The question, "Why did you move to New York ?" begs itself but the answer is quite obvious. Maria Hassabi replies to it anyway: "It was the place I needed to be because I wanted to dance."
"In the beginning," the Cypriot dancer/choreographer tells Athens daily Ta Nea, "I just focused on pursuing my studies in the city. But I fell in love with New York, then jobs began to flow in and I'm still here."
Hassabi decided to head off to the US, as so many young artists do, to fulfill her dream of studying modern dance in Los Angeles. She graduated from the Californian Institute of the Arts in 1994 and then moved to New York where she undertook further training in the Alexander technique and in Pilates. She also studied under Merce Cunningham.
Soon thereafter collaborations with up-and-coming choreographers started flooding in. Actually Hassabi still dances regularly with the New York-based dance company Chamecki/Lerner so that she doesn't get to miss dancing.
From everyday movement to the catwalk
When it comes to her choreographic side, Hassabi explains that the area of her work is contemporary dance, "as translated via whatever happens in the present". Here is how the New York Times described the contemporary dance scene: "Manhattan's downtown choreographers have been using movement that is functional, conventional and pedestrian to illuminate movement that we think of as art." In this sense, Hassabis work fits in.
In one of her more recent works entitled Lights (performed in Athens earlier this year, at the Biennial of Young European Artists in Sarajevo last year as well as at the International Festival of Contemporary Dance in Portugal) her dancers are lit dramatically from below and mimic a model's catwalk poses "they jut out their hips, lift a shoulder...their profiles in striking poses, all the while quite expressionless" or move over and around their light.
Hassabi explains that, each dancer controls his/her own light and as such is able to control what is shown and what is hidden from the spectator. "It is a game that begins with the light and the stories unfold by the dancers."
Goals and acceptance
After seven years as a dancer and two-and-a-half years as a choreographer, "there is a lot of stress". Still Hassabi maintains that "a city like New York can surprise you with so much culture all around - with exhibitions, music, dance, art and the endless amount of news and information".
Surprises also come in the form of positive reception of her in the press.
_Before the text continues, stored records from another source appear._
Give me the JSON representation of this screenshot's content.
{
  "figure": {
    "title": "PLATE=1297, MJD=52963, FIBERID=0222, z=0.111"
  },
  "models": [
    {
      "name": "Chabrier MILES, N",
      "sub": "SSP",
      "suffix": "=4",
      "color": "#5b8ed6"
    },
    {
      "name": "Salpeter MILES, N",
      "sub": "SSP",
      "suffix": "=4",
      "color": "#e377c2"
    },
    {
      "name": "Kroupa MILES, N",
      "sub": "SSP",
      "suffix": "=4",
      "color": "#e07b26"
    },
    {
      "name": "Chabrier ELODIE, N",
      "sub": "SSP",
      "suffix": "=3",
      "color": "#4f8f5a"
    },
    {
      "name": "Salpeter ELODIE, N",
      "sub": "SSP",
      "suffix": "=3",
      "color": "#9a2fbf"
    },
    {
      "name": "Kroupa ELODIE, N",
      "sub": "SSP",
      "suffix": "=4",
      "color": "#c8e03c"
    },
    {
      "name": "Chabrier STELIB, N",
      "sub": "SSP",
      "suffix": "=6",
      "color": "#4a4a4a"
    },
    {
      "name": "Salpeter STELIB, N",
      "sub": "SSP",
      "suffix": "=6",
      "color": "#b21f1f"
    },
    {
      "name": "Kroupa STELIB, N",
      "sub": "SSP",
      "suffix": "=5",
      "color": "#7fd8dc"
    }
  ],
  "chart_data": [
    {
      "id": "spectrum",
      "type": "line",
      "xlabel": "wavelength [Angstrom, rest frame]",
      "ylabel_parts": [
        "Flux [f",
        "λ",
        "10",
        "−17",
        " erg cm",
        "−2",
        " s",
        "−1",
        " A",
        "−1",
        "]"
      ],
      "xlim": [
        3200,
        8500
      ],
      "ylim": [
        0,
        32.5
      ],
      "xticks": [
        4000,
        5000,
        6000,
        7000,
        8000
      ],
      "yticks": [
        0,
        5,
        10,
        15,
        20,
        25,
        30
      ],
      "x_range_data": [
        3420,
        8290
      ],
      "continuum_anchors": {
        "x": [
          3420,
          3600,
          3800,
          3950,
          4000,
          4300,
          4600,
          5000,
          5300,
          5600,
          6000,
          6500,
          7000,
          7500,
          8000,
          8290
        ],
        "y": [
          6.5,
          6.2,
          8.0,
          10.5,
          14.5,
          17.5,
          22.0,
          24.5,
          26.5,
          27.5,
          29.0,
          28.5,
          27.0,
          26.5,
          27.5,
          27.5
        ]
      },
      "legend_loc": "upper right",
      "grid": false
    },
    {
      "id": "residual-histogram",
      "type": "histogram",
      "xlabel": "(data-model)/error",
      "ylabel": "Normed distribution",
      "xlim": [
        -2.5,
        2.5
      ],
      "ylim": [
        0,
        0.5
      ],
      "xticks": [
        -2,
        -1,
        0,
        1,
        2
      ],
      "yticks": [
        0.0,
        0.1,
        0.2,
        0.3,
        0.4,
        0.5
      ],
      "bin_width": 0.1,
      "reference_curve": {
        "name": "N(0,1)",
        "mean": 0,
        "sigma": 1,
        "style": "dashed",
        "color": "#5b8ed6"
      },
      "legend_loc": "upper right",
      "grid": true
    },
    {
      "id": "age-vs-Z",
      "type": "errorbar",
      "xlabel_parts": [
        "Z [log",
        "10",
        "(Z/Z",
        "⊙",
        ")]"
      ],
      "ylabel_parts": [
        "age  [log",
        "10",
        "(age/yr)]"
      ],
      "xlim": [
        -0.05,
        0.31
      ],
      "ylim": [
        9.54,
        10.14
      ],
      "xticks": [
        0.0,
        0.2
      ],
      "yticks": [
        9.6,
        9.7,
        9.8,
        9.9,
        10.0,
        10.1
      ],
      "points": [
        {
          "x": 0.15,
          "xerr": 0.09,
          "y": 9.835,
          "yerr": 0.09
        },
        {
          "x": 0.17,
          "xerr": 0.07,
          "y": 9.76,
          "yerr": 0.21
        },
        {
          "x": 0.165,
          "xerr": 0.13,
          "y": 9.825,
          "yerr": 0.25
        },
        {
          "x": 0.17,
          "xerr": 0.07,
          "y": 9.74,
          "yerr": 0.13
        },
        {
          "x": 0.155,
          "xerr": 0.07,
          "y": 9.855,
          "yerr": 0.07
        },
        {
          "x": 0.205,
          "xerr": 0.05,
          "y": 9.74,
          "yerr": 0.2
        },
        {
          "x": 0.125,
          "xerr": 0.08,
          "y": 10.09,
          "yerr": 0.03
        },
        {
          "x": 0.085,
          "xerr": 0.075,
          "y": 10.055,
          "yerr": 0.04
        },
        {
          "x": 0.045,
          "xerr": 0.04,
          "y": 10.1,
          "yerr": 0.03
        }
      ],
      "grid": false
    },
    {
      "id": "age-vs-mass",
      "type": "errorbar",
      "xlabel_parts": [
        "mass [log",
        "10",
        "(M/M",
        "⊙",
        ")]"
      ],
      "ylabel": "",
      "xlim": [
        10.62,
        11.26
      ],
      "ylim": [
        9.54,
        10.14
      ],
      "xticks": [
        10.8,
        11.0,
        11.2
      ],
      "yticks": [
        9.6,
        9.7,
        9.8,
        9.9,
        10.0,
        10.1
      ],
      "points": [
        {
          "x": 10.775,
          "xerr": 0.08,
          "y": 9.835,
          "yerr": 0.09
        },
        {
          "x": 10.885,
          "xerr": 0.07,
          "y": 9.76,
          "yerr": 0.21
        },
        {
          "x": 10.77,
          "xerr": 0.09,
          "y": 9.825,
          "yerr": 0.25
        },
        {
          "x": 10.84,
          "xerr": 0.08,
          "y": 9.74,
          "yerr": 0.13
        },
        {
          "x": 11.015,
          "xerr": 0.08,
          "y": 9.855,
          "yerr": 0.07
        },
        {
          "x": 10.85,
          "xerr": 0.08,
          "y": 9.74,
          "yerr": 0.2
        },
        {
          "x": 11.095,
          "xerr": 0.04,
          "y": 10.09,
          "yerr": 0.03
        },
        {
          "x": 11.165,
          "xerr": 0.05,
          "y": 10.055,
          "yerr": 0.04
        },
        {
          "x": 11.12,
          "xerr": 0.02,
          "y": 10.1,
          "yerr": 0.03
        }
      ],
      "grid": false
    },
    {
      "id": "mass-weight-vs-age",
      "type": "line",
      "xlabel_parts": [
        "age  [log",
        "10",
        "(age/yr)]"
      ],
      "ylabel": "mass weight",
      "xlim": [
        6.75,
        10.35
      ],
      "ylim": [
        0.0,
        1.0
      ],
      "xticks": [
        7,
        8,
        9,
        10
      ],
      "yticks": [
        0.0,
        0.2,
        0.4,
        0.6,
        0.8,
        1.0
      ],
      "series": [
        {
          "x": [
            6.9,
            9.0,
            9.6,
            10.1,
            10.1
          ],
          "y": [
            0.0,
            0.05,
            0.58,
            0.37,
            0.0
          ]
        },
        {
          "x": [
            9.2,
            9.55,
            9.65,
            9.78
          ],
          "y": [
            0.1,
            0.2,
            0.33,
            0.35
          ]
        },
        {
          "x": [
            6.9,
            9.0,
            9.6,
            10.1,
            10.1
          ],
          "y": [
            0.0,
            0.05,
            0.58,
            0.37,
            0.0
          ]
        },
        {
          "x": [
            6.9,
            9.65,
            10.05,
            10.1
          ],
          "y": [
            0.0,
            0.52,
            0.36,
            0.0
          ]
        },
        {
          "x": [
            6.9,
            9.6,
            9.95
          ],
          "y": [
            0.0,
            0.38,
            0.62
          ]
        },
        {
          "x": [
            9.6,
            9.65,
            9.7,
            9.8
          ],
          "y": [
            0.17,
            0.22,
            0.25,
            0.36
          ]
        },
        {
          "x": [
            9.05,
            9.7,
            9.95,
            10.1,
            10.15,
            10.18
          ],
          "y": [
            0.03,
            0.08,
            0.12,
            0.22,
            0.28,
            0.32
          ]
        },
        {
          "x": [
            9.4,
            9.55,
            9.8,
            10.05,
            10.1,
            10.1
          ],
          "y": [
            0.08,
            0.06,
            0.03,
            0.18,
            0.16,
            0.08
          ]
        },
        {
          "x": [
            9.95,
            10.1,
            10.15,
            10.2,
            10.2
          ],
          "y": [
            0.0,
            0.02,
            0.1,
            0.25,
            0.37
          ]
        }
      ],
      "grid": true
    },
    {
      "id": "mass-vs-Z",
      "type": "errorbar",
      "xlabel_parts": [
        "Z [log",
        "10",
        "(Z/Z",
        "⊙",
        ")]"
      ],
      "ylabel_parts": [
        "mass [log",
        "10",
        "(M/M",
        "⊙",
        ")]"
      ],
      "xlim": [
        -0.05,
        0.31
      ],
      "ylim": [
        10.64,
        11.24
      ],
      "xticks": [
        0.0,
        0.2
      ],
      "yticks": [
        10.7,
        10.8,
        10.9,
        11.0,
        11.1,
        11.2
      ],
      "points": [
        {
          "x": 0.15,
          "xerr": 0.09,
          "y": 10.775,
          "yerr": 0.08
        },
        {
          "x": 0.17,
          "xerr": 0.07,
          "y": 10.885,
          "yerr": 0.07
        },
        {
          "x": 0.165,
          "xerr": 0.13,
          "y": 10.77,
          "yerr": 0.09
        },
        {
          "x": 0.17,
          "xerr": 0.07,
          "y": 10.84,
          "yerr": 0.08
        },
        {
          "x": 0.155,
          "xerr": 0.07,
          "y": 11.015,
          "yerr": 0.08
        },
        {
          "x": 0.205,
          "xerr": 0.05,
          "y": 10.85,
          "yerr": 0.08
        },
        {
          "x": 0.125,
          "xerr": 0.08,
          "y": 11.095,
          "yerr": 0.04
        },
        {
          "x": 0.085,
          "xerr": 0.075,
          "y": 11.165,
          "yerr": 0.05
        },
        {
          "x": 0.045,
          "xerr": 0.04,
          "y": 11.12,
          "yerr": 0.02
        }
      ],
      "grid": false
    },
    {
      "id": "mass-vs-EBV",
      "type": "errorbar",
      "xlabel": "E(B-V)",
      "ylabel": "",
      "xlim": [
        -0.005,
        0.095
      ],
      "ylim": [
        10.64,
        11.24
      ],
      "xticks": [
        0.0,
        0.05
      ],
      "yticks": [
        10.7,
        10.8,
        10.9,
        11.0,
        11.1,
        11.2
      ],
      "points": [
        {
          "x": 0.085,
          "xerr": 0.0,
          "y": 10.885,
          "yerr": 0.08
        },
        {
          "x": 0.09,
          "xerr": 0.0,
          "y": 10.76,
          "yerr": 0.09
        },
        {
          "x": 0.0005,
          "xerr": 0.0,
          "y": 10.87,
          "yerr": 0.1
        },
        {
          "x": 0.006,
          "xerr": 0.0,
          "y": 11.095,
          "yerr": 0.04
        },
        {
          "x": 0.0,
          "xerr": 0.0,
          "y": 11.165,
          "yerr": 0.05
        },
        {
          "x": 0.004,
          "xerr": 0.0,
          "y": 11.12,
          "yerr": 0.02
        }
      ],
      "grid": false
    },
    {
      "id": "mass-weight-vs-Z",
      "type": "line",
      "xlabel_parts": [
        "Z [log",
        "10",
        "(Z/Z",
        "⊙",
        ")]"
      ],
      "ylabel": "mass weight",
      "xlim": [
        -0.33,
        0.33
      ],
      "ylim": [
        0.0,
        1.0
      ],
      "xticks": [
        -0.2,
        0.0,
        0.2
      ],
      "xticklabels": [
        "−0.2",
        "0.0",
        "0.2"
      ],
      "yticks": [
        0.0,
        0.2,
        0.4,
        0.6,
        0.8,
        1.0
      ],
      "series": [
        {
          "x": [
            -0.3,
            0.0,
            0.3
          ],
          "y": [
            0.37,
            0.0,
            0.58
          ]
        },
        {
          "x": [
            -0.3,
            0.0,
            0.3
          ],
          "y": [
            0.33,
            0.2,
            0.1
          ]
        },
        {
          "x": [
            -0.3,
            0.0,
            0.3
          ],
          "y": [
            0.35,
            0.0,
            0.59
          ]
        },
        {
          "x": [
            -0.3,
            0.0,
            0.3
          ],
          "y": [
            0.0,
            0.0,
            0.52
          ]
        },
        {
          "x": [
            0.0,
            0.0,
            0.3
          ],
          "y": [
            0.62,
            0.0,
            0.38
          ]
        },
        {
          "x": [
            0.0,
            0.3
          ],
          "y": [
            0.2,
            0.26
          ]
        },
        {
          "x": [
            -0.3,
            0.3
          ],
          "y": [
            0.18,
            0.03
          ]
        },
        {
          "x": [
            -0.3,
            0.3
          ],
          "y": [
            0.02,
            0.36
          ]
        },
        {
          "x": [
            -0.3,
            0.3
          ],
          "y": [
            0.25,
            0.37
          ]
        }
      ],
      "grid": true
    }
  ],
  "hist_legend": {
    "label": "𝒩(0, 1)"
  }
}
The Village Voice , for example, called her work "breathtaking". Showbusiness Weekly, said last year, "Maria Hassabi performs a continuously moving cycle of dance that entrances the audience. She locomotes on the floor, her hips barely leaving the ground. Although the movement requires incredible strength, her style barely implies effort as she glides over her shoulder to another corner of the stage."
Her work has also shone on the catwalk and Calvin Klein's invitation to choreograph his Spring 2002 collection must have come as an added pat on the back for Hassabi, who regularly accepts work in the fashion industry, though she remains faithful to dance.
And how does a Cypriot find expression in the Babel of New York? "My work began here and so it has a New York look and attitude," she says. "In any case, in New York we are all foreigners. You just need patience to be accepted. That is all."